Иван Егорович ушел в магазин «искупиться» (он имел привычку иногда говорить по–старинному).
Надо было купить кое–какой еды, чтобы сразу сесть втроем за стол в новой квартире и отпраздновать эту счастливую минуту.
Счастливую…
Собирая свои пожитки, Ирочка спросила себя решительно и строго: чего она ждет с такой радостной тревогой в сердце? И ответила столь же решительно, что ждет именно эту счастливую минуту, когда они втроем сядут за стол и отпразднуют новоселье.
Счастливую…
Какое разительное, ошеломляющее, манящее, поющее слово! Что оно значит? Наверно, это никому не известно. А если бы и было известно, если бы, скажем, какой–нибудь великий мудрец объяснил, как дважды два — четыре, что такое счастье, то тут–то оно и пропало бы на земле. Оно стало бы универсальным, то есть стандартным и жалким, и перестало бы волновать людей, как волновало сейчас Ирочку.
Разве Ирочка страдала оттого, что жила в давно не крашенной, не очень светлой комнате? Нет, не страдала.

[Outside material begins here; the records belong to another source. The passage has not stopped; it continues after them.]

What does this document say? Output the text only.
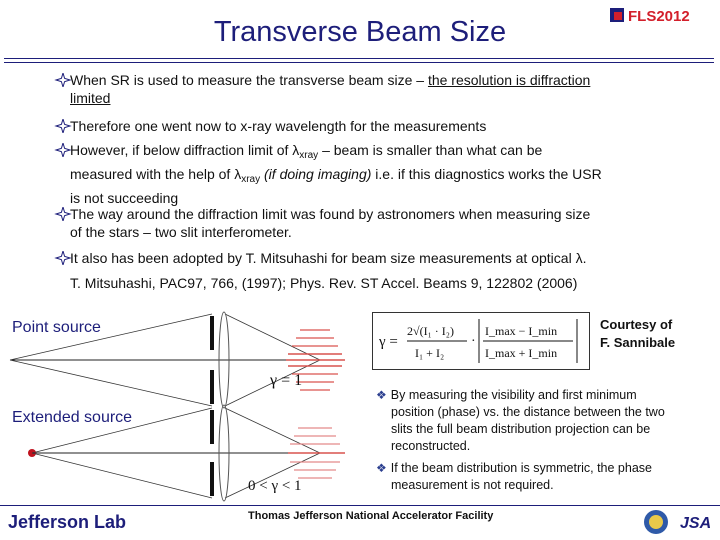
Transverse Beam Size	FLS2012
When SR is used to measure the transverse beam size – the resolution is diffraction
limited
Therefore one went now to x-ray wavelength for the measurements
However, if below diffraction limit of $\lambda_{xray}$ – beam is smaller than what can be
measured with the help of $\lambda_{xray}$ (if doing imaging) i.e. if this diagnostics works the USR
is not succeeding
The way around the diffraction limit was found by astronomers when measuring size
of the stars – two slit interferometer.
It also has been adopted by T. Mitsuhashi for beam size measurements at optical λ.
T. Mitsuhashi, PAC97, 766, (1997); Phys. Rev. ST Accel. Beams 9, 122802 (2006)
Point source
Extended source
γ = 1
0 < γ < 1
γ =
2√(I₁ · I₂)
I₁ + I₂
·
I_max − I_min
I_max + I_min
Courtesy of
F. Sannibale
❖ By measuring the visibility and first minimum
position (phase) vs. the distance between the two
slits the full beam distribution projection can be
reconstructed.
❖ If the beam distribution is symmetric, the phase
measurement is not required.
Jefferson Lab	Thomas Jefferson National Accelerator Facility	JSA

Наоборот, она любила свою старую комнату. Ее отсюда никуда не тянуло. Отчего же сияла ей впереди эта счастливая минута? Ни Ирочка, ни Иван Егорович, ни тетка, которая знала решительно все в жизни, — никто не мог бы ответить на этот вопрос. На него не могли бы ответить даже те люди, которые заботились о том, чтобы для Ирочки настала эта счастливая минута… Потому, наверное, не могли, что счастье, как истина, неисчерпаемо.

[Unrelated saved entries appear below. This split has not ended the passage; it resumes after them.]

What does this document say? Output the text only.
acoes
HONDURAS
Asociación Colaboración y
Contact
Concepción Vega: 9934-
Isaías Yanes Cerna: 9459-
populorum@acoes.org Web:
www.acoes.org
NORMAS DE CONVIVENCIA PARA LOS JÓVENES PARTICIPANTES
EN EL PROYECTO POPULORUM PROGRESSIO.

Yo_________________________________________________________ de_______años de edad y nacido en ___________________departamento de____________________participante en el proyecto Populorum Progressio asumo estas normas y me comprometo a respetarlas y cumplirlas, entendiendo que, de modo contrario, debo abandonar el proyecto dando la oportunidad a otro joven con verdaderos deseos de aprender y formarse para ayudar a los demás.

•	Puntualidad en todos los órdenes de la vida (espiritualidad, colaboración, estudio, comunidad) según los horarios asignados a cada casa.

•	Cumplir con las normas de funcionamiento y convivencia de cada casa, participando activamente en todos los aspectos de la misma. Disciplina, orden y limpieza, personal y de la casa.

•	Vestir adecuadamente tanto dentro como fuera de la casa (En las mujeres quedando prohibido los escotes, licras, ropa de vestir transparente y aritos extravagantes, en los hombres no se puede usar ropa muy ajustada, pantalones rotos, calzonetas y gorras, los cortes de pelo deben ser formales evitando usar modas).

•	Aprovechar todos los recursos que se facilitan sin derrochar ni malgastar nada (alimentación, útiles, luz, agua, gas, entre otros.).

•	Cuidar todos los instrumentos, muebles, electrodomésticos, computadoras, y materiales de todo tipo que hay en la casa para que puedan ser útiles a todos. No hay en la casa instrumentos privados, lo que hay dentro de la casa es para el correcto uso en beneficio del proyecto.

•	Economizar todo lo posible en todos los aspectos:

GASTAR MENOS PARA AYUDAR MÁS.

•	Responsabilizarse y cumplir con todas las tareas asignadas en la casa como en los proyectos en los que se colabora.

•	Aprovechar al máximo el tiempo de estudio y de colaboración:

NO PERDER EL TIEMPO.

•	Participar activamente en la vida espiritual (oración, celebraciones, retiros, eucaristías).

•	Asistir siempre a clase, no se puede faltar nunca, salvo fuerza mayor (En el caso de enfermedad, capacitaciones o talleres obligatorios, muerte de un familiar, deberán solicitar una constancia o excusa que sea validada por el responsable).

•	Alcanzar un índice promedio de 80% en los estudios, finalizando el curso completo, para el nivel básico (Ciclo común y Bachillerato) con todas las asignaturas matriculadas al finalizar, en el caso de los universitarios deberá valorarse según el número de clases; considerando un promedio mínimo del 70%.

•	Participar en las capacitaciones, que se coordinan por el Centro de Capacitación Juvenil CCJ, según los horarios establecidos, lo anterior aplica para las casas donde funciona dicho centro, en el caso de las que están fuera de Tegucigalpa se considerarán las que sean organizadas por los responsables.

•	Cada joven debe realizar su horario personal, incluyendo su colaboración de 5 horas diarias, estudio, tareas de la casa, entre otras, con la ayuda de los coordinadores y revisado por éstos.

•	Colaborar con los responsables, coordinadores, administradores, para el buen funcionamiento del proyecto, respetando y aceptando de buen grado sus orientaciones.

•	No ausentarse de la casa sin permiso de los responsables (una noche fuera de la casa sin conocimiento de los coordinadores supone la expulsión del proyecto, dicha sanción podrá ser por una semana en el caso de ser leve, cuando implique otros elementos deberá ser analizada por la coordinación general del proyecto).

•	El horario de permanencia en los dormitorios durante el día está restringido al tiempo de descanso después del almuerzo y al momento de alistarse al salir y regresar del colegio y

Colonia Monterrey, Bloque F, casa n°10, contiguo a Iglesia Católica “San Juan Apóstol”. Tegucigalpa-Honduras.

Это знал не очень образованный марксист Иван Егорович, который объяснял Ирочке великий порядок грядущего коммунистического общества. Он удивительным образом постиг истину о бесконечности человеческих потребностей и возможностей. Он презирал людей, у которых потребности шли впереди возможностей. Только одна Ирочка догадывалась, как глухо и тайно он презирал свою жену за ее вздорные жалобы на то, что революция якобы не удовлетворила каких–то ее потребностей. Ни Иван Егорович, ни Ирочка никак не могли понять, довольна ли Нина Петровна новой квартирой. Впрочем, если бы она и была довольна, то все равно не показала бы этого. Иначе она не осталась бы самой собою.
Счастливую…
Нине Петровне всегда казалось, что она знает, что такое счастье; Ирочка, наоборот, никогда не могла понять истинный смысл этого слова. Нина Петровна безрадостно влачила свою жизнь, а Ирочка жила. Вот и сейчас она бесконечно радовалась весеннему утру, переезду, подарку, ждала с минуты на минуту чего–то необыкновенного…
Иван Егорович делал покупки всегда с удовольствием, основательно, в особенности с тех пор, как вышел на свою блистательную пенсию республиканского значения. Он не только никак не хлопотал о ней, но даже не знал, что она существует. То, что ему назначили эту пенсию, поразило Ивана Егоровича. Конечно, дело было не в сумме, хотя и она получилась рублей на двести больше той, которая ему полагалась по службе. Ивана Егоровича поразило само событие. Пенсии этой категории — он потом точно все разузнал — назначались крайне скупо, а само назначение их определялось важными данными и серьезными ходатайствами. Он не раз повторял Нине Петровне, что вот не забыли его, побеспокоились, оценили.